The North Carolina contingent, participating in the American Medical Association’s 2024 National Advocacy Conference, delivered an urgent call for action to the offices of each North Carolina US Senate and US House representative on numerous health policy issues. Making the trip to Washington were NCMS President Dr. Eileen Raynor, NCMS Board of Directors member Dr. Karen Smith, NCMS AMA Delegation member Dr. Mary Ann Contogiannis, and NCMS Vice President, External Affairs Alan Skipper.
The event held from February 12-14 showcased speeches by national experts and congressional member, including a keynote address from former NC DHHS Secretary, Mandy Cohen, MD, who currently serves as the Director of the CDC. In 2022, the AMA honored Dr. Cohen the Award for Outstanding Government Service, acknowledging her exceptional leadership during the COVID-19 pandemic and her efforts to address the coverage gap in North Carolina through Medicaid expansion.
The NCMS team greets Dr. Mandy Cohen, accompanied by
Dr. Sandra Fryhofer, AMA Board of Trustees member
The highlight of the conference was going to Capitol Hill, where we met with all 16 of our House and Senate offices. The primary message emphasized a pressing appeal for Congress to reverse the 3.37% Medicare physician payment cut implemented on January 1. The “ask” was for support of H.R. 6683, the Preserving Seniors’ Access to Physicians Act, introduced by Rep. Dr. Greg Murphy (NC-3). The proposed legislation aims to nullify the entire 3.37 percent physician payment cut.
Another vital Medicare-related bill discussed, which has remained a congressional priority over the past year, is H.R. 2474, the Strengthening Medicare for Patients and Providers Act. This bill seeks to include physicians among the providers under Medicare eligible for automatic payment adjustment to account for inflation. Physicians are currently excluded from this annual payment adjustment and have experienced a net 26 percent payment reduction from 2001 to 2023 due to inflation.
A third Medicare payment bill H.R. 6371, the Provider Reimbursement Stability Act, was also addressed. This proposed legislation aims to raise the threshold that would initiate the budget neutrality requirement from $20 million to $53 million, ensuring that budget neutrality adjustments are based on the actual utilization.
Addressing the escalating challenge of a growing physician workforce shortage, discussions with House and Senate members, along with their staff, underscored the need for backing pending legislation aimed at expanding residency slots. Specifically, support was sought for H.R. 2389 / S. 1302, known as the Resident Physician Shortage Reduction Act. These bills propose an increase in the number of residency positions eligible for graduate medical education payments under Medicare for qualifying hospitals, including those in rural areas and health professional shortage areas. The proposed expansion entails an in crease of 2,000 positions per fiscal year from FY2025-FY2031.
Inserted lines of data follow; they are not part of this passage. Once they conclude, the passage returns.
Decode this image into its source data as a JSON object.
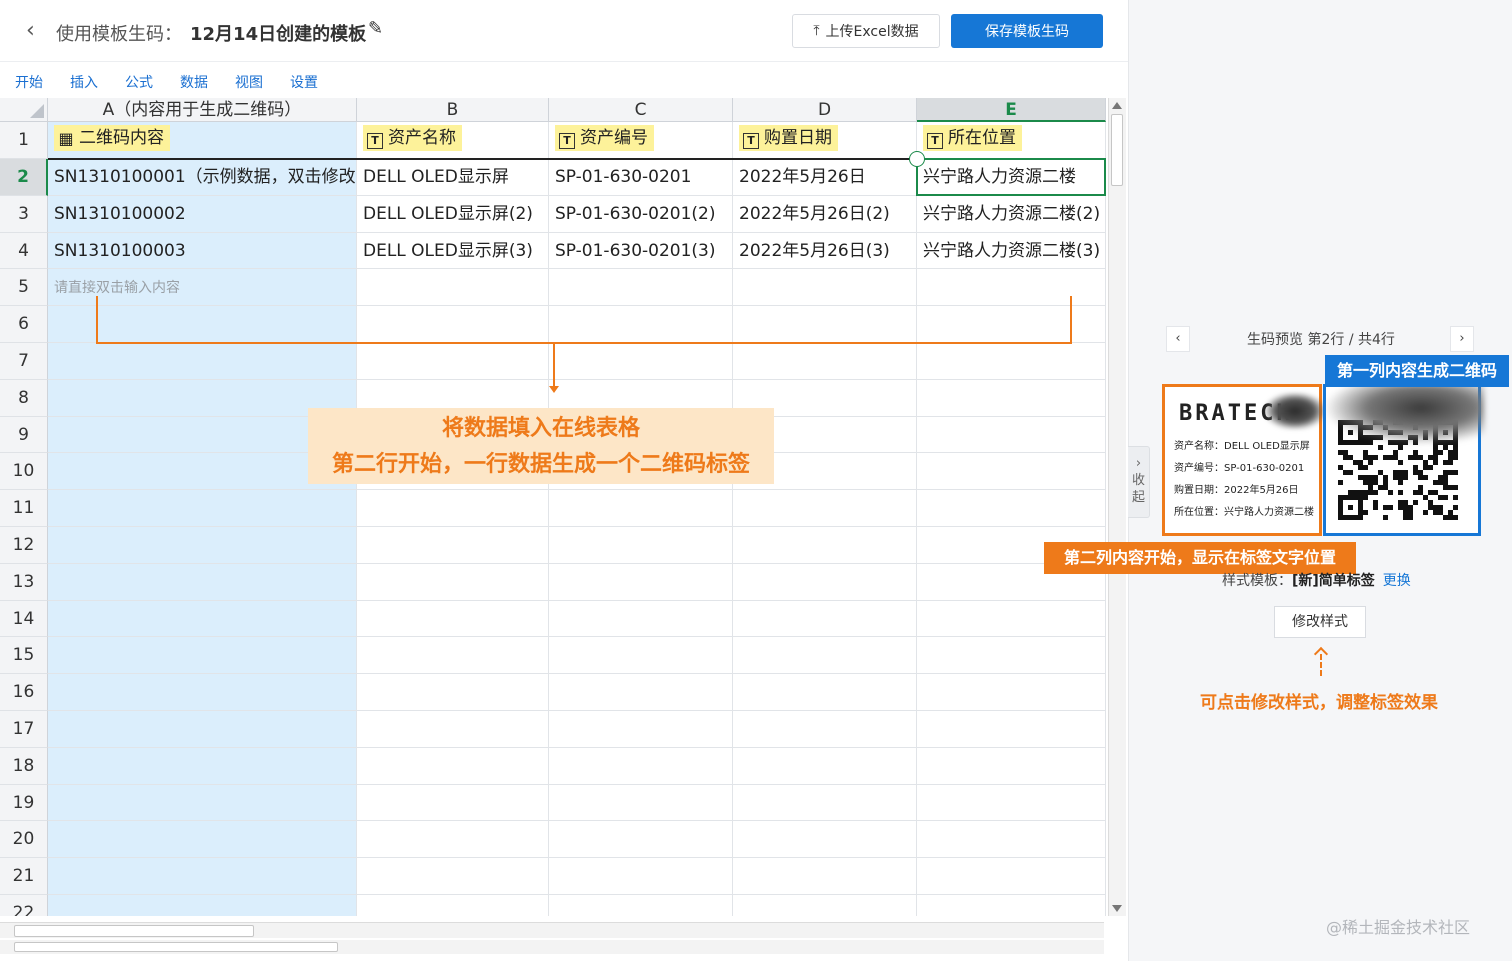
{
  "header": {
    "back_icon": "chevron-left-icon",
    "title_prefix": "使用模板生码：",
    "title_name": "12月14日创建的模板",
    "edit_icon": "pencil-icon",
    "upload_label": "上传Excel数据",
    "save_label": "保存模板生码"
  },
  "menu": [
    "开始",
    "插入",
    "公式",
    "数据",
    "视图",
    "设置"
  ],
  "grid": {
    "column_headers": [
      "A（内容用于生成二维码）",
      "B",
      "C",
      "D",
      "E"
    ],
    "selected_column": "E",
    "row_numbers": [
      "1",
      "2",
      "3",
      "4",
      "5",
      "6",
      "7",
      "8",
      "9",
      "10",
      "11",
      "12",
      "13",
      "14",
      "15",
      "16",
      "17",
      "18",
      "19",
      "20",
      "21",
      "22"
    ],
    "selected_row": "2",
    "header_row": [
      {
        "icon": "qr-icon",
        "label": "二维码内容"
      },
      {
        "icon": "text-field-icon",
        "label": "资产名称"
      },
      {
        "icon": "text-field-icon",
        "label": "资产编号"
      },
      {
        "icon": "text-field-icon",
        "label": "购置日期"
      },
      {
        "icon": "text-field-icon",
        "label": "所在位置"
      }
    ],
    "rows": [
      [
        "SN1310100001（示例数据，双击修改",
        "DELL OLED显示屏",
        "SP-01-630-0201",
        "2022年5月26日",
        "兴宁路人力资源二楼"
      ],
      [
        "SN1310100002",
        "DELL OLED显示屏(2)",
        "SP-01-630-0201(2)",
        "2022年5月26日(2)",
        "兴宁路人力资源二楼(2)"
      ],
      [
        "SN1310100003",
        "DELL OLED显示屏(3)",
        "SP-01-630-0201(3)",
        "2022年5月26日(3)",
        "兴宁路人力资源二楼(3)"
      ]
    ],
    "input_placeholder": "请直接双击输入内容"
  },
  "annotation": {
    "line1": "将数据填入在线表格",
    "line2": "第二行开始，一行数据生成一个二维码标签",
    "accent": "#ee7a1a"
  },
  "panel": {
    "collapse_label": [
      "收",
      "起"
    ],
    "preview_title": "生码预览 第2行 / 共4行",
    "qr_tag": "第一列内容生成二维码",
    "label_brand": "BRATECK",
    "label_lines": [
      "资产名称：DELL OLED显示屏",
      "资产编号：SP-01-630-0201",
      "购置日期：2022年5月26日",
      "所在位置：兴宁路人力资源二楼"
    ],
    "text_tag": "第二列内容开始，显示在标签文字位置",
    "style_label": "样式模板：",
    "style_name": "[新]简单标签",
    "style_change": "更换",
    "modify_button": "修改样式",
    "hint": "可点击修改样式，调整标签效果",
    "brand_color": "#1677d6"
  },
  "watermark": "@稀土掘金技术社区"
}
Additionally, emphasis was placed on garnering support for H.R. 4942 / S. 665, the Conrad State 30 and Physician Access Reauthorization Act, as a means to alleviate the growing physician workforce shortage. Primarily, this legislation seeks to eliminate the requirement that foreign medical graduates who come to the U.S. for residency/fellowship training must return to their country of citizenship for at least two years. It also proposes a three year expansion of the Conrad State 30 program, allowing states to request J-1 visa waivers for foreign physicians to work in federally designated shortage and underserved areas. The bill further aims to increase state allocations from 30 to 35 physicians per year and provide flexibility to expand the number of waivers in states where demand exceeds that limit.
Advocating for medical debt relief, our team also asked for support of H.R. 1202, the Resident Education Deferred Interest (REDI) Act. This bill enables borrowers in medical or dental internships or residency programs to defer loan payments until the completion of their programs.
Medical practice viability was another key point of emphasis. A recent bill introduced by Rep. Dr. Greg Murphy (NC-3), H.R. 6487, the No Fees for EFTs Act, is to eliminate unwarranted charges by insurance companies. Support for this legislation was a major ask in every office, aiming to prohibit health plans and vendors charging physicians fees for electronic fund transfer (EFT) payment transactions.
Addressing step therapy relief remains a focal point in our legislative priorities during our congressional advocacy. Last year, significant progress was achieved as we garnered support from our NC members of the US House of H.R. 2630, the Safe Step Act of 2023. Our NCMS team emphasized the positive impact that relief from onerous step therapy restrictions would have on patient care.
Maternal mortality and morbidity stand as prominent concerns in North Carolina. A pertinent opportunity arose with pending legislation in the US Senate, S. 712, the Connected MOM Act, allowing our group to advocate for health policies leveraging technological advances in patient care. This bill would provide resources to states to enhance maternal health outcomes for pregnant and postpartum women. Some members of the North Carolina House expressed commitments to introduce a companion bill in that chamber.